Saudara yang terkasih ;
Minggu lalu, hampir semua mata masyarakat Indonesia (dan bahkan mata dunia) tertuju kepada satu peristiwa yang luar biasa yang terjadi di negeri kita, yaitu jatuhnya vonis hukuman 2 tahun kepada gubernur Jakarta, pak Ahok. Kita semua sepakat, bahwa apa yang dia alami sungguh tidak adil. Seolah-olah kebaikan yang sudah dia tanam selama 4 tahun setengah, sama sekali tidak diperhitungkan dan dikalahkan hanya dengan ucapan dia yang kebablasan tentang agama lain. Sejuta kali pun dia meminta maaf, sepertinya tidak dianggap berharga oleh hakim dan para jajarannya. Namun indahnya, walaupun dia tidak berusaha membela diri dengan berteriak-teriak tanda tidak terima atas keputusan hakim, begitu banyak manusia yang membelanya sampai mengadakan bermacam aksi akbar. Dari mulai mengirimkan bunga dan balon sampai berjumlah ribuan di balai kota, pagelaran lagu-lagu kebangsaan oleh orchestra terkenal, sampai menggelar aksi lilin yang menyala di pelbagai kota bahkan sampai di seluruh dunia.

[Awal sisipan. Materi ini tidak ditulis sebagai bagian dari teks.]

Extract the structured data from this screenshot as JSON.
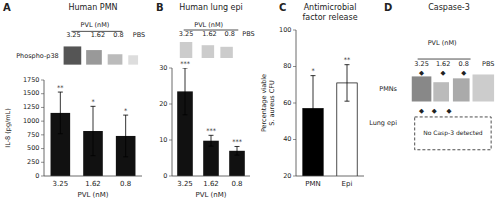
{
  "chart_data": [
    {
      "type": "bar",
      "title": "Human PMN",
      "categories": [
        "3.25",
        "1.62",
        "0.8"
      ],
      "values": [
        1150,
        820,
        730
      ],
      "errors": [
        380,
        450,
        380
      ],
      "color": "#111111",
      "xlabel": "PVL (nM)",
      "ylabel": "IL-8 (pg/mL)",
      "ylim": [
        0,
        1750
      ],
      "yticks": [
        0,
        250,
        500,
        750,
        1000,
        1250,
        1500,
        1750
      ],
      "annotations": [
        "A",
        "**",
        "*",
        "*",
        "PVL (nM)",
        "3.25",
        "1.62",
        "0.8",
        "PBS",
        "Phospho-p38"
      ]
    },
    {
      "type": "bar",
      "title": "Human lung epi",
      "categories": [
        "3.25",
        "1.62",
        "0.8"
      ],
      "values": [
        23.5,
        9.8,
        7.0
      ],
      "errors": [
        6.5,
        1.5,
        1.2
      ],
      "color": "#111111",
      "xlabel": "PVL (nM)",
      "ylim": [
        0,
        30
      ],
      "yticks": [
        0,
        10,
        20,
        30
      ],
      "annotations": [
        "B",
        "***",
        "***",
        "***",
        "PVL (nM)",
        "3.25",
        "1.62",
        "0.8",
        "PBS"
      ]
    },
    {
      "type": "bar",
      "title": "Antimicrobial\nfactor release",
      "categories": [
        "PMN",
        "Epi"
      ],
      "values": [
        57,
        71
      ],
      "errors": [
        18,
        10
      ],
      "colors": [
        "black",
        "white"
      ],
      "ylabel": "Percentage viable\nS. aureus CFU",
      "ylim": [
        20,
        100
      ],
      "yticks": [
        20,
        40,
        60,
        80,
        100
      ],
      "annotations": [
        "C",
        "*",
        "**"
      ]
    },
    {
      "type": "blot",
      "title": "Caspase-3",
      "annotations": [
        "D",
        "PVL (nM)",
        "3.25",
        "1.62",
        "0.8",
        "PBS",
        "◆",
        "PMNs",
        "Lung epi",
        "No Casp-3 detected"
      ]
    }
  ]
}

Apa yang mendasari sampai mereka dengan gigih berkorban waktu, harta dan tenaga untuk hanya membela nama baik seseorang ? Sebabnya karena 1 hal saja : mereka ingat akan budi baik yang pak Ahok lakukan semasa menjabat sebagai pemimpin mereka. Mereka belum lupa saat gubernur mereka memperjuangkan hak-hak mereka sebagai warga DKI Jakarta, apa yang sudah dia perbuat selama 4 tahun lebih. Mereka tahu, pejabat yang satu ini berbeda dengan pejabat-pejabat sebelumnya yang tidak berbuat banyak, malah membiarkan korupsi meraja lela dimana-mana. Pada akhirnya, perbuatan baik Ahok lah yang membuat ia dicintai begitu banyak massa.
Saudara, kita pun perlu melakukan hal yang sama. Alkitab perintahkan untuk kita berbuat baik selalu. Kepada siapapun. Supaya nama TUHAN dipermuliakan. Karena TUHAN sudah dekat ! Di dalam perbuatan baik kita, kita menyandang Nama TUHAN, karena kita adalah pengikut-NYA ! Dan pada akhirnya, bila kita sudah kembali kepada-NYA, hanya perbuatan baik kita lah yang akan dikenang oleh orang disekitar kita. Bukan kekayaan kita, bukan prestasi kita, bukan pula kepandaian kita.